Like Segher says, the IN_RANGE check is always true.  So just:

  (match_code "const,symbol_ref,label_ref,const_double,const_int")

should be enough.

> +(define_predicate "imm32_operand"
> +  (ior (and (match_code "const_int")
> +            (match_test "IN_RANGE (INTVAL (op), 0, 0xffffffff)"))
> +       (match_code "symbol_ref,label_ref,const")))

This is only used with SImode.  const_ints are represented in
sign-extended form, so the INTVAL will have the range of int32_t
rather than uint32_t.  I.e.:

   IN_RANGE (INTVAL (op), 0x80000000, 0xffffffff)

is always false for const_ints interpreted as SImode.

> +(define_predicate "lddw_operand"
> +  (ior (and (match_code "const_int")
> +            (match_test "IN_RANGE (INTVAL (op), 0, 0xffffffffffffffff)"))
> +       (match_code "symbol_ref,label_ref,const,const_double")))

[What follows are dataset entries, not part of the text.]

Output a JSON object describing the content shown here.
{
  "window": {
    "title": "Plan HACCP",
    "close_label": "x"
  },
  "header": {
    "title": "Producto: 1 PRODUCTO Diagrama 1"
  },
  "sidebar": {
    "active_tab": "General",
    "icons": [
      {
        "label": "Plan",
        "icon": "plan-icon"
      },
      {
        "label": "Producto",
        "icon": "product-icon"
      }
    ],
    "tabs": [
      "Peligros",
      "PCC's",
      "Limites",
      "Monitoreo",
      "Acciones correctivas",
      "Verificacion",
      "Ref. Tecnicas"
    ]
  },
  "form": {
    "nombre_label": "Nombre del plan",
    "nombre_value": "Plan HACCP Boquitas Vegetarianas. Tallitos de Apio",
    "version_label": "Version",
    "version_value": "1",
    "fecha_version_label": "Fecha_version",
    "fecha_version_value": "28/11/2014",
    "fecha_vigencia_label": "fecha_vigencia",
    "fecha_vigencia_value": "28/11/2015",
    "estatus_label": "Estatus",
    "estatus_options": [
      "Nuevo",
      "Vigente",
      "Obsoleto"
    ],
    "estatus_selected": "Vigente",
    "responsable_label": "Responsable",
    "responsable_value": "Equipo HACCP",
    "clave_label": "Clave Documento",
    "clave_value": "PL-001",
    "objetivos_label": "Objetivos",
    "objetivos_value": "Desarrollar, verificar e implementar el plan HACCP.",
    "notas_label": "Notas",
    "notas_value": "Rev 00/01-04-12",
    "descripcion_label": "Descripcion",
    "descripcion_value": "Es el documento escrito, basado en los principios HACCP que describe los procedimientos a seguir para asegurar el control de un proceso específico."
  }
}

Same point here: the INTVAL will have the range of int64_t rather
than uint64_t.

> [...]
> +(define_predicate "call_operand"
> +  (match_code "mem")
> +{
> +  if (GET_CODE (op) != MEM)
> +    return 0;
> +
> +  op = XEXP (op, 0);
> +
> +  if (GET_MODE (op) != mode
> +      && GET_MODE (op) != VOIDmode
> +      && mode != VOIDmode)
> +    return 0;

No need for the check against "mode".  That logically applies to "op" rather
than the address, and is generated automatically.

> +
> +  switch (GET_CODE (op))
> +  {
> +  case REG:
> +  case CONST_INT:
> +  case SYMBOL_REF:
> +  case LABEL_REF:
> +    return 1;
> +    break;
> +  case CONST:
> +    {
> +      switch (GET_CODE (XEXP (op, 0)))
> +	{
> +	case SYMBOL_REF:
> +	case LABEL_REF:
> +	case CONST_INT:
> +	  return 1;
> +	default:
> +	  break;
> +	}
> +      break;
> +    }
> +  default:
> +    break;
> +  }

Stripping CONST via:

  if (GET_CODE (op) == CONST)
    op = XEXP (op, 0);

would be simpler.  Please also use true/false these days (realise a lot
of existing code doesn't).

It really would be nice to avoid the imports of elfos.h stuff,
but you know that already. :-)

Generally looks really good, thanks.